В скорлупе (Макьюэн) - страница 20

Воображаю, каково там.

Вот именно. Вырасти на компьютерных игрушках, на кока-коле, чипсах, на подзатыльниках. Именно что Тимбукту. Никаких сказок на ночь — напитать пластичный ум малыша. Убогий горизонт современного английского крестьянства. Или на этой ферме опарышей в Юте. Бедный я, несчастный, стриженный под бокс, с бочкообразной грудью трехлетки, в камуфляжных брючках, обалделый от телевизорного галдежа и чужого табачного дыма. Рядом нетвердо проходят оплывшие татуированные щиколотки приемной матери, за ней — нервический пахучий пес ее дружка. Папа, родной, спаси меня от этого Тимбукту. Забери меня с собой. Пусть меня с тобой отправят, а не поместят куда-то.

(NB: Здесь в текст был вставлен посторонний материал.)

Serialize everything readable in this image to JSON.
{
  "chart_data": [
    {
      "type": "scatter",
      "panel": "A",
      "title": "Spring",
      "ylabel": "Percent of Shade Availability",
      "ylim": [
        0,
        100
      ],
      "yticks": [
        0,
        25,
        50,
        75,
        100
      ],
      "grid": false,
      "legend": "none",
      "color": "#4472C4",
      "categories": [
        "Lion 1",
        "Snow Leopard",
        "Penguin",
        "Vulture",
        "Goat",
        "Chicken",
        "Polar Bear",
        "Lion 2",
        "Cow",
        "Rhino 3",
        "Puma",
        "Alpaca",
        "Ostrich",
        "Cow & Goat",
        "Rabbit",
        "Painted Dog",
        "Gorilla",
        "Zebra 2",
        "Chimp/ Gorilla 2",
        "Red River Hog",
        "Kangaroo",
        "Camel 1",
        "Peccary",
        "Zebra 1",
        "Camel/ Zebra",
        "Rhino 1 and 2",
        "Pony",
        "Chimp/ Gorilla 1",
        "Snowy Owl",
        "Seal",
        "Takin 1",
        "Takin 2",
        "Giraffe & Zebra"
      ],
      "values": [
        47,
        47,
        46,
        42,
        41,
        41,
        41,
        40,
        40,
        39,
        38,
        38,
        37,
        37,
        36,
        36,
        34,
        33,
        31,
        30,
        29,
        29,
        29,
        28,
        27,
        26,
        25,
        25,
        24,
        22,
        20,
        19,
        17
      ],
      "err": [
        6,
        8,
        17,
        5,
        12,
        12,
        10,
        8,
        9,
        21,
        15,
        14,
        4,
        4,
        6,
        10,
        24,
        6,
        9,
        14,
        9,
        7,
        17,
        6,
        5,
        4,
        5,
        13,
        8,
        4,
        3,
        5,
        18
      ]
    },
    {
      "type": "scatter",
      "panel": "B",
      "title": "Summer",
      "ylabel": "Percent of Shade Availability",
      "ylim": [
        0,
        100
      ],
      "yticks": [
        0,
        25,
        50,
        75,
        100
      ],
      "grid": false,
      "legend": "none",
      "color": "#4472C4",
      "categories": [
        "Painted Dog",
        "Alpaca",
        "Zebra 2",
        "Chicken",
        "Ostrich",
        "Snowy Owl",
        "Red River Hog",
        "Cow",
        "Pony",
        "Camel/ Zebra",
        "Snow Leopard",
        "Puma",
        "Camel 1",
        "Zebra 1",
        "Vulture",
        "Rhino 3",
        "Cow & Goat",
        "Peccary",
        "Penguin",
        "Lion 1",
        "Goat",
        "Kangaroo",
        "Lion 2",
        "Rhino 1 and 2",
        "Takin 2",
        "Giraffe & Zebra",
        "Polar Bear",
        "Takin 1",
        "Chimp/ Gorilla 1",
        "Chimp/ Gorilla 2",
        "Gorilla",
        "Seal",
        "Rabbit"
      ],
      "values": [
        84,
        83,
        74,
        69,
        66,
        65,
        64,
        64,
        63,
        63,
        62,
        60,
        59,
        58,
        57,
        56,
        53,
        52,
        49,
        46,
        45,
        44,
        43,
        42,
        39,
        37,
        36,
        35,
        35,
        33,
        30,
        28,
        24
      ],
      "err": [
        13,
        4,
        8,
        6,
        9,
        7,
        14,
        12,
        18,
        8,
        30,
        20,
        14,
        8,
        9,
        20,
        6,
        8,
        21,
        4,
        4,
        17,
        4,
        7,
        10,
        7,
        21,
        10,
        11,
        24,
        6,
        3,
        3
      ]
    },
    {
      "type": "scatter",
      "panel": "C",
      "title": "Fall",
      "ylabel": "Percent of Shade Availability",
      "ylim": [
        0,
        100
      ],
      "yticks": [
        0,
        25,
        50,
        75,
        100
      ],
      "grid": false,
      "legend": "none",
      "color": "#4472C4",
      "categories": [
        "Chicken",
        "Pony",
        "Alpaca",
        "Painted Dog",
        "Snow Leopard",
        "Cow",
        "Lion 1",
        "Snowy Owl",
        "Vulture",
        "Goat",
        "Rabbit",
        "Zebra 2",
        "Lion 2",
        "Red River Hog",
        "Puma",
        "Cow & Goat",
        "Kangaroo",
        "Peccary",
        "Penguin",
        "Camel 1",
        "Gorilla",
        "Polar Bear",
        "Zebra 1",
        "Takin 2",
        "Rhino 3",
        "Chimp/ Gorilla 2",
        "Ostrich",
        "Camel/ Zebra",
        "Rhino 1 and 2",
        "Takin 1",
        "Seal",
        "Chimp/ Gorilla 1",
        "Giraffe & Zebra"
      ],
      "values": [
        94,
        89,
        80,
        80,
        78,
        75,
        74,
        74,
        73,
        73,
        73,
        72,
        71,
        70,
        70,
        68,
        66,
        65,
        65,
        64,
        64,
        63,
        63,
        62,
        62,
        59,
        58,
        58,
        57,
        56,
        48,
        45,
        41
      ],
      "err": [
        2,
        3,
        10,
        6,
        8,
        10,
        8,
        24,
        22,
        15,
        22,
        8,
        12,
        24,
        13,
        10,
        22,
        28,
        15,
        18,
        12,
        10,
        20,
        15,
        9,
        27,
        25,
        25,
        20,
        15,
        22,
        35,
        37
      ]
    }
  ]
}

Типичная сентиментальная распущенность на девятом месяце. Все, что я знаю об английской бедноте, знаю от телевизора, из рецензий на насмешки романистов. Ничего не знаю. Но подозреваю, что бедность — это лишения на всех уровнях. Никаких клавесинных уроков на тринадцатом этаже. Если заплатить за нее надо только лицемерием, я буржуазную жизнь куплю и буду считать, что дешево. Больше того — буду удерживать у себя хлеб, богатым буду, герб куплю. NON SANS DROIT[8], и право мое — на любовь матери — абсолютное. На план меня бросить я согласия не даю. Не я буду изгнан — она. Я привяжу ее этим скользким шнуром; в день рождения прикую одним мутным младенческим взглядом; тоскливым криком чайки загарпуню ее сердце. И тогда, привязанная насильно, будет нянчить меня всю жизнь, и свобода ее будет уплывать вдаль, как берег родины. Труди будет моя, а не Клода, и отделаться от меня ей будет не легче, чем оторвать и выбросить за борт собственную грудь. Я тоже могу быть безжалостным.

* * *

Этим мыслям я предавался, вероятно, спьяну, несдержанно и бестолково, но, наконец, постонав, она проснулась и стала нашаривать под кушеткой сандалии. Вместе мы спускаемся, хромая, в сырую кухню, и там, в полутьме, наверное, почти скрывающей мерзость, Труди наклоняется, чтобы попить из-под холодного крана. Все еще в пляжном наряде. Включает свет. Никаких признаков Клода, ни записки. Мы подходим к холодильнику, и она с надеждой заглядывает внутрь. Вижу — воображаю, что вижу на незасвеченной сетчатке, — как ее бледная рука нерешительно зависает в холодном свете. Люблю ее красивую руку. На нижней полке что-то, в прошлом живое, а теперь сгнившее, как будто шевелится в бумажном пакете — она, почтительно охнув, захлопывает дверь. Поэтому мы переходим к буфету с бакалеей, и она находит там пакетик с солеными орешками. Вскоре, слышу, набирает номер любовника.